Quand on l’avait rencontré en décembre pour parler de Bac Nord (à découvrir à la réouverture des salles), Cédric Jimenez avait évoqué son troisième film, diffusé ce soir sur France 2
HHhH est à la fois votre troisième long métrage et le premier que vous avez tourné en anglais. Comment est né ce projet ?
Cédric Jimenez : Tout part d’Alain Goldman. Il m’avait appelé deux jours après la sortie de mon premier film, Aux yeux de tous, pour me demander si j’avais des projets et envie de faire un film sur Marseille. C’est de cette discussion qu’est née La French. Un film quitte ou double pour moi. Avec 18 millions d’euros de budget dès mon deuxième long métrage, je sais que si je me plante tout s’arrêtera là pour moi. Heureusement, le film obtient des résultats plus que satisfaisants. Et surtout, il connaît un joli succès d’estime aux Etats- Unis. Or il se trouve qu’avant de faire du cinéma, j’ai passé plusieurs années à New- York à travailler comme mannequin. Je parle donc bien anglais et on me propose pas mal de projets à réaliser. Notamment Comancheria (que mettra en scène David Mackenzie), un scénario vraiment extraordinaire de Taylor Sheridan qui était entièrement financé et prêt à tourner
Pourquoi déclinez- vous cette proposition ?

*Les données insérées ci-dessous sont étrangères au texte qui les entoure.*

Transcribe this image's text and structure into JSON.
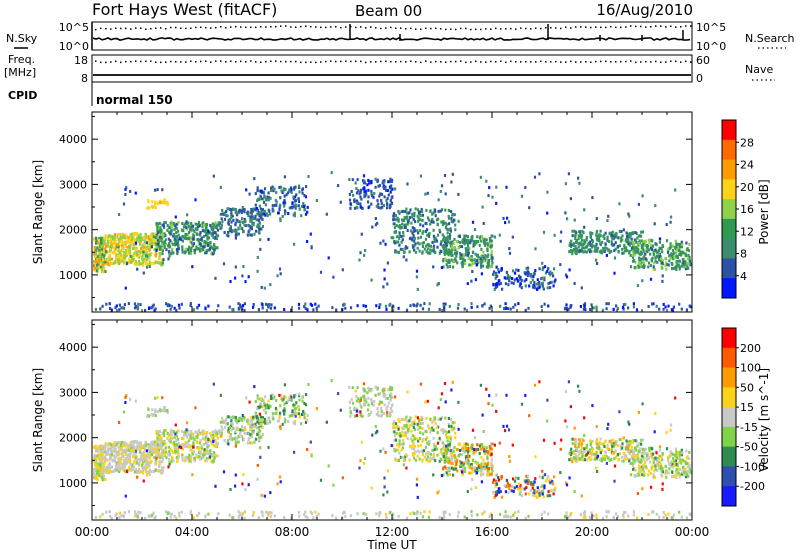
{
  "header": {
    "title": "Fort Hays West (fitACF)",
    "beam": "Beam 00",
    "date": "16/Aug/2010"
  },
  "noise_panel": {
    "left_label": "N.Sky",
    "right_label": "N.Search",
    "ytick_top": "10^5",
    "ytick_bottom": "10^0"
  },
  "freq_panel": {
    "left_label_line1": "Freq.",
    "left_label_line2": "[MHz]",
    "right_label": "Nave",
    "left_ticks": [
      "18",
      "8"
    ],
    "right_ticks": [
      "60",
      "0"
    ]
  },
  "cpid_panel": {
    "label": "CPID",
    "program": "normal 150"
  },
  "colors": {
    "power_scale": [
      "#0018ff",
      "#2b52a6",
      "#3c8c6e",
      "#2e9a52",
      "#8fd24a",
      "#ffd21a",
      "#ff9a00",
      "#ff6a00",
      "#ff0000"
    ],
    "velocity_scale": [
      "#1a1aff",
      "#2e4fb0",
      "#2e8c4e",
      "#7fd24a",
      "#c8c8c8",
      "#ffd21a",
      "#ff9a00",
      "#ff5a00",
      "#ff0000"
    ]
  },
  "chart_data": [
    {
      "type": "heatmap",
      "title": "",
      "xlabel": "Time UT",
      "ylabel": "Slant Range [km]",
      "xticks": [
        "00:00",
        "04:00",
        "08:00",
        "12:00",
        "16:00",
        "20:00",
        "00:00"
      ],
      "xlim_hours": [
        0,
        24
      ],
      "ylim_km": [
        180,
        4600
      ],
      "yticks": [
        1000,
        2000,
        3000,
        4000
      ],
      "colorbar_label": "Power [dB]",
      "colorbar_ticks": [
        4,
        8,
        12,
        16,
        20,
        24,
        28
      ],
      "colorbar_range": [
        0,
        32
      ]
    },
    {
      "type": "heatmap",
      "title": "",
      "xlabel": "Time UT",
      "ylabel": "Slant Range [km]",
      "xticks": [
        "00:00",
        "04:00",
        "08:00",
        "12:00",
        "16:00",
        "20:00",
        "00:00"
      ],
      "xlim_hours": [
        0,
        24
      ],
      "ylim_km": [
        180,
        4600
      ],
      "yticks": [
        1000,
        2000,
        3000,
        4000
      ],
      "colorbar_label": "Velocity [m s^-1]",
      "colorbar_ticks": [
        -200,
        -100,
        -50,
        -15,
        15,
        50,
        100,
        200
      ]
    }
  ]
}
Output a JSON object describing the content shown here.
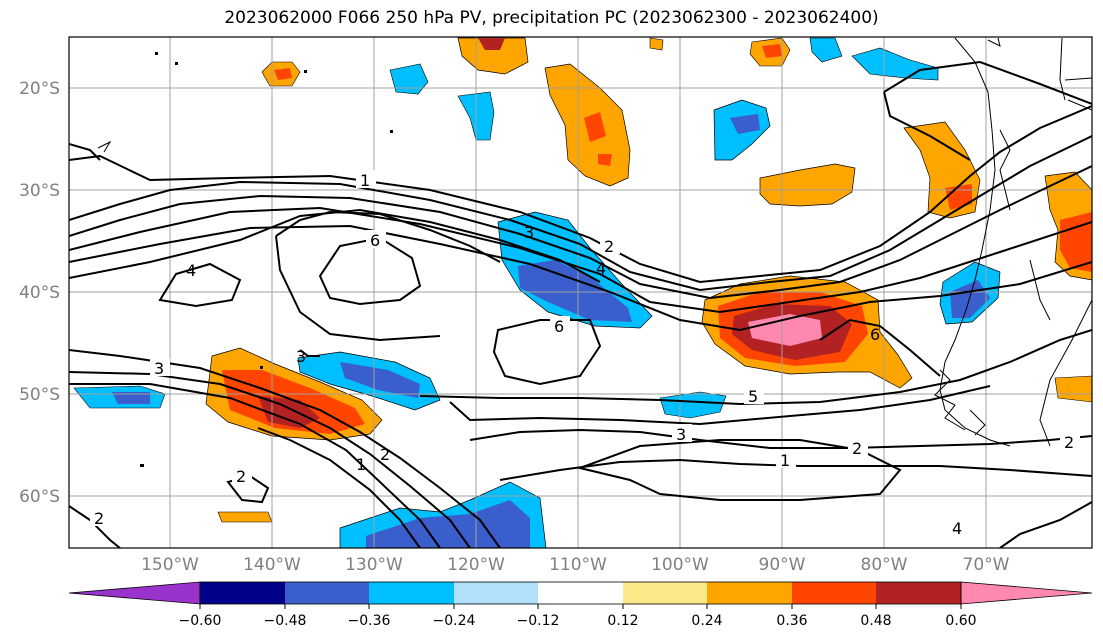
{
  "title": "2023062000 F066 250 hPa PV, precipitation PC (2023062300 - 2023062400)",
  "lat_labels": [
    "20°S",
    "30°S",
    "40°S",
    "50°S",
    "60°S"
  ],
  "lon_labels": [
    "150°W",
    "140°W",
    "130°W",
    "120°W",
    "110°W",
    "100°W",
    "90°W",
    "80°W",
    "70°W"
  ],
  "contour_labels": [
    "1",
    "6",
    "3",
    "2",
    "4",
    "6",
    "3",
    "6",
    "5",
    "3",
    "1",
    "2",
    "3",
    "2",
    "1",
    "2",
    "2",
    "4",
    "2",
    "4"
  ],
  "colorbar": {
    "ticks": [
      "−0.60",
      "−0.48",
      "−0.36",
      "−0.24",
      "−0.12",
      "0.12",
      "0.24",
      "0.36",
      "0.48",
      "0.60"
    ],
    "colors": [
      "#9933cc",
      "#000088",
      "#3a5fcd",
      "#00bfff",
      "#b0e0fa",
      "#ffffff",
      "#fce98a",
      "#ffa500",
      "#ff4500",
      "#b22222",
      "#ff88b0"
    ]
  }
}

Parce que tout s’était vraiment très bien passé avec Alain qui m’avait tendu la main à un moment important pour moi. Mais aussi parce qu’Alain est très connecté avec les Etats- Unis donc je savais que je pourrais faire un film en langue anglaise avec lui. Or il se trouve qu’il avait les droits du HHhH de Laurent Binet que j’avais adoré. Tout s’est alors fait très vite car on entre en prépa deux mois après la sortie de La French. Je sais que je m’attaque encore à un défi : on ne peut comparer l’Holocauste avec une autre période de l’histoire. J’en écris le scénario – comme Aux yeux de tous et La French – avec Audrey Diwan mais aussi David Farr qui est alors à la tête de la Royal Shakespeare Company. Et je suis heureux d’aborder mon premier film en langue anglais avec un projet qui émane de moi. On a 74 jours de tournage et je m’éclate. Je me sens une fois encore comme un poisson dans l’eau sur ce plateau avec en plus des comédiens incroyables à diriger, comme Rosamund Pike. C’est pour la suite qu’on va rencontrer plus de difficultés
Pour quelles raisons ?
Car on avait Harvey Weinstein parmi les partenaires financiers du film. Au- delà de la difficulté de travailler avec lui qui était réelle, son affaire a éclaté au moment où HHhH s’apprêtait à arriver en salles. La sortie n’a dès lors pas cessé d’être repoussée pour finalement avoir lieu plus d’un an après la fin du tournage. La dynamique qui était la mienne depuis quelques années était cassée. Moi, je n’ai jamais moins de pression que sur un plateau. Je pourrais enchaîner les films sans m’arrêter. Mais là, c’était compliqué de passer à autre chose tant que l’aventure HHhH n’était pas terminée. C’est une période que j’ai mal vécue d’autant plus que le film ne va pas marcher très bien. Je suis déstabilisé
Comment allez- vous rebondir ?
Dans un premier temps, je reste à Los Angeles et je me remets à écrire pour les Américains qui ont toujours envie de bosser avec moi. Un projet pour Mark Wahlberg et un autre avec le producteur de Sicario. Mais tout est très long, très compliqué. Je gagne ma vie donc je n’ai pas à me plaindre mais je ne tourne pas et ça me frustre. C’est à ce moment- là que le producteur Hugo Sélignac – qui est aussi mon ami – me demande pourquoi je ne reviens pas en France et si j’ai un projet en tête. C’est là que je lui parle pour la première fois de Bac Nord et que l’aventure de mon quatrième long métrage commence.